You could almost start this story with “Once upon a time, there lived a princess in a beautiful castle who wanted to protect her newborn baby sister from evil,” except, in this case, the evil is a technology called IRIS, the castle is an illusion, and the people who created it? Her parents. Even in this future world, life as a king may suck.
Implanted at birth, IRIS is a computerized contact lens which enables the wearer to view the world anyway they want. IRIS apparently sets up a background default “Skin” which everyone sees, but people can view themselves or others however they desire. (Their corporate motto is ‘Because Reality is a Disease.’) It was designed to rid society of depression, anxiety, and even suicide.
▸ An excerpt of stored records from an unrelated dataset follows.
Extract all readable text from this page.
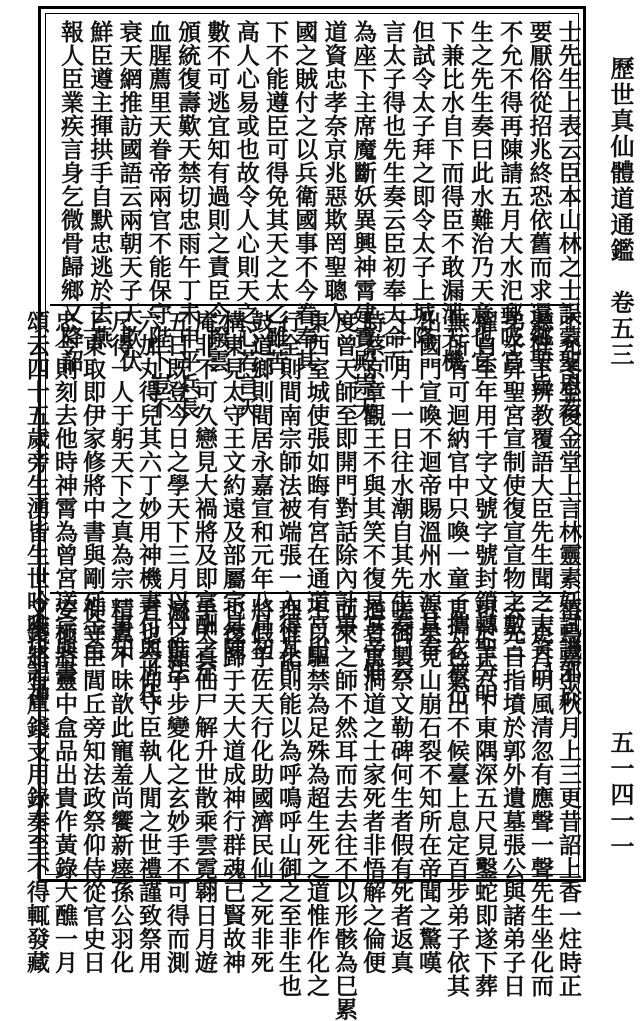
歷世真仙體道通鑑　卷五三
五一四一一
士先生上表云臣本山林之士誤蒙聖恩若
要厭俗從招兆終恐依舊而求還鄉聖旨
不允不得再陳請五月大水汜郵吸宮
生之先生奏曰此水難治乃天意也宜
下兼比水自下而得臣不敢漏泄天機
但試令太子拜之即令太子上城降
言太子得也先生奏云臣初奉天命而
為座下主席魔斷妖異興神霄建寶殿崇天
道資忠孝奈京兆惡欺罔聖聰人
國之賊付之以兵衛國事不今眷奉其
下不能遵臣可得免其天之太乙雖苦
高人心易或也故令人心則天之心若言天
數不可逃宜知有過則之責臣今撥雲
頒統復壽歎天禁切忠雨午丁未申平兵長
血腥薦里天眷帝兩官不能保守陛下豈不
衰天網推訪國語云兩朝天子天欺伏
鮮臣遵主揮拱手自默忠逃於去燕
報人臣業疾言身乞微骨歸鄉又降詔
不允冬至後金堂上言林靈素妖試譏邪於
聽陛下辨教覆語大臣先生聞之大笑曰
弟子昇聖宮宣制使復宣宣物之數三
擢自至年用千字文號字號封鎖轉聖分明
無所有可迴納官中只喚一童子攜衣被行
出國門宣喚不迴帝賜溫州水源其奉
十二月十一日往水潮自其先生奏曰云
時蔡京章觀王不與其笑不復見宮帝惟
度曾天師至即開門對話除內計事
東西室城使張如晦有宮在通道宮出
行全則間南宗師法被端張一入得其門
鼓道鄉則間居永嘉宣和元年八月初一
構東見太守王文約遠及部屬宗具陳
庵非不可久戀見大禍將及即富酬之至
五日既登今日之學天下三月以付惟法
六加丸得兒其六丁妙用神機書付與世代
尺得一人于躬天下之真為宗一事知
上東取即伊家修將中書與剛延金至
忠今則刻去他時神霄為曾宮送宗與書
頌云四十五歲旁生湧皆生世吟唯只記神
雷鳥嘉中秋月上三更昔詔上香一炷時正
三更月明風清忽有應聲一聲先生坐化而
去先自指墳於郭外遺墓張公與諸弟子日
可於正六下東隅深五尺見鑿蛇即遂下葬
見五色氣出不候臺上息定百步弟子依其
言果見山崩石裂不知所在帝聞之驚嘆
嗟御製祭文勒碑何生者假有死者返真
道者寓洞道之士家死者非悟解之倫便
而來之師不然耳而去去往不以形骸為巳累
不以驅禁為足殊為超生死之道惟作化之
理惟化則能以為呼鳴呼山御之至非生也
將假手佐天行化助國濟民仙之死非死
也復歸于天大道成神行群魂已賢故神
手天真仙尸解升世散乘雲霓翱日月遊
瀛之顯手步變化之玄妙手不可得而測
者也今仰守臣執人閒之世禮謹致祭用
精冀不昧歆此寵羞尚饗新瘗孫公羽化
仰守臣閭丘旁知法政祭仰侍從官史日
安極將靈中盒品出貴作黃錄大醮一月
又錢將有庫錢支用錄奏至不得輒發藏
Aldair is the princess who begs her parents not to implant the device into her newborn sister in order to preserve her visual purity, but protocol overrides her desires; however, there are some glitches to this extraordinary technology, as marketplaces sell relief from ghost images and there are apps to enhance your experience. We next meet a hacker by the name of Buoy who immediately changes the default Skin in a marketplace just because he can. When IRIS detects it, the computer switches it back to default mode, and Buoy flees before he’s caught. Lucky for him, he’s been selected to audition for something called a “Life Extra” for the wedding of Aldair. (An event she is clearly not enamored with.) It’s here that our two potential protagonists, Aldair and Buoy, meet for the first time.
I love the basic premise of the story, as it deals with issues of class and social order (two of my favorite themes). The writers have defined the two major characters well, and we definitely know where their sympathies lie. Each panel is well thought out to give us a very clear picture of where we are and whose eyes we are looking out of; however, the use of the “technology is evil” trope is a bit overused, and I hope they go somewhere a little differently in later issues. The writers also have some inconsistencies to work out (or at least explain). For example, in the scene where Aldair is preparing for her wedding, everyone who walks into the room sees the room as she sees it and complains about it. Is it because she’s the princess, so her worldview overrides everyone around her? Wouldn’t they see what they wanted to see? It gets a little confusing. IRIS ends up overriding Aldair’s view of the world, but the computer does so at the command of an underling, which begs the question, who’s really in charge here? Although, I have to admit IRIS changing the scene into something out of Disney’s Cinderella was pretty funny.
The artist and writers have done a tremendously good job with a very difficult task by enabling the reader to experience the different visions the characters have when they have them. This is a comic where you definitely have to pay attention to every panel just to stay on track with the story, as it seems they’ve almost got too much going on. It will be interesting to see where they take it from here.